Coin Rosemont-St-Denis, je vis s'approcher la sinueuse silhouette de la femme longiligne et nous fûmes le couple le plus dépareillé de l'endroit qui persiste dans l'enfumage. Elle carbure à la vodka, c'est parfait, moi je la dilue au jus de tomate et mollusque marin bivalve. C'était ma première fois dans un karaoké public, j'avais un trac épouvantable. Il s'accentua à la première interprétation de Périne, un "Summertime" fitzgeraldien laissant la bouche bée à toutes les oreilles présentes. L'animateur complètement saoul le charme de l'ébène femme, qui nous laissa cette fois pantois d'une chanson que peu savait de Birkin, moi inclut ; les frissons je vous dit. Elle me jeta alors un coup d'œil si brillant, qu'elle en su le $20 était sien. César saignant aidant le "Encore un coup porté en pleine figure" du "Boxeur" de Daran, eu un impact positif sur l'auditoire éméché, bien que je l'avais entamé dans un registre que je ne contrôle pas parfaitement, s'enchaîna un "One" de U2, mais dans une version à la Michael Stipe tel qu'entendu sur un album pirate du band irlandais. Je ne porte pas Bono en estime, un multimillionnaire qui se permet de critiquer la politique, sachant que l'industrie du disque est un mécanisme idéal pour le blanchiment de l'argent du crime, du trafic d'armes et de la propagande militaire ou haineuse. J'ai eu droit à une ovation et une série de drink des plus multicolores.

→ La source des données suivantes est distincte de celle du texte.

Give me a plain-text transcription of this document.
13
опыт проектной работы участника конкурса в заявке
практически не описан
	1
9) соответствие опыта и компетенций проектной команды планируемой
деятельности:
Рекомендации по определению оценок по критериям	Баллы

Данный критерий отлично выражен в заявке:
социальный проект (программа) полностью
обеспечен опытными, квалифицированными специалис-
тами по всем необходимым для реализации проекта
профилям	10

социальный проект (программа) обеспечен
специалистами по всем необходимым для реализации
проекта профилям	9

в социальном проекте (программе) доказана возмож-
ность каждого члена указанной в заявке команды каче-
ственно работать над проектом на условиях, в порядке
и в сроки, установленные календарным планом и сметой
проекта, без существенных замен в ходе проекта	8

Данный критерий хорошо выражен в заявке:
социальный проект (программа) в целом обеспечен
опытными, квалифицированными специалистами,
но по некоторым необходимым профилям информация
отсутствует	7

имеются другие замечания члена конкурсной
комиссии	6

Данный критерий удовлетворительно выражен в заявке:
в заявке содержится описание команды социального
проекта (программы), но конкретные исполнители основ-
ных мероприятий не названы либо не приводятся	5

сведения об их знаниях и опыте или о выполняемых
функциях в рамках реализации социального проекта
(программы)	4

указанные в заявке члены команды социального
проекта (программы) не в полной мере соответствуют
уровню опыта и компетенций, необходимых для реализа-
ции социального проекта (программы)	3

Périne souriait dans mon vacillement, m'a pris par la main et m'a tiré dehors à l'air doux d'août, elle a penché son mètre quatre-vingt -cinq sur les douze centimètres plus bas et déposé, plutôt complètement caché de ses lèvres charnues au possible ma bouche. Je lui dis que marcher me ferait du bien, elle passa son bras par-dessus mon épaule et moi pensant la tenir par la taille, ma main se retrouva sur sa hanche.
Ni la poutine du Rapido, ni le taxi ne m'enleva le tournis, si bien que les premiers pas hors du véhicule furent asynchrones, la face dans le tarmac, les yeux vers un trou dans le trottoir, j'ai vu la lune (ce qui est pratiquement impossible dans un caniveau montréalais).
Périne me demanda si j'allais mieux, elle a dormi dans un fauteuil minuscule à mes côtés, un geste étonnant, voire rassurant. Le médecin par contre me sonna les cloches, le "vous êtes diabétique mon cher" a été implacable.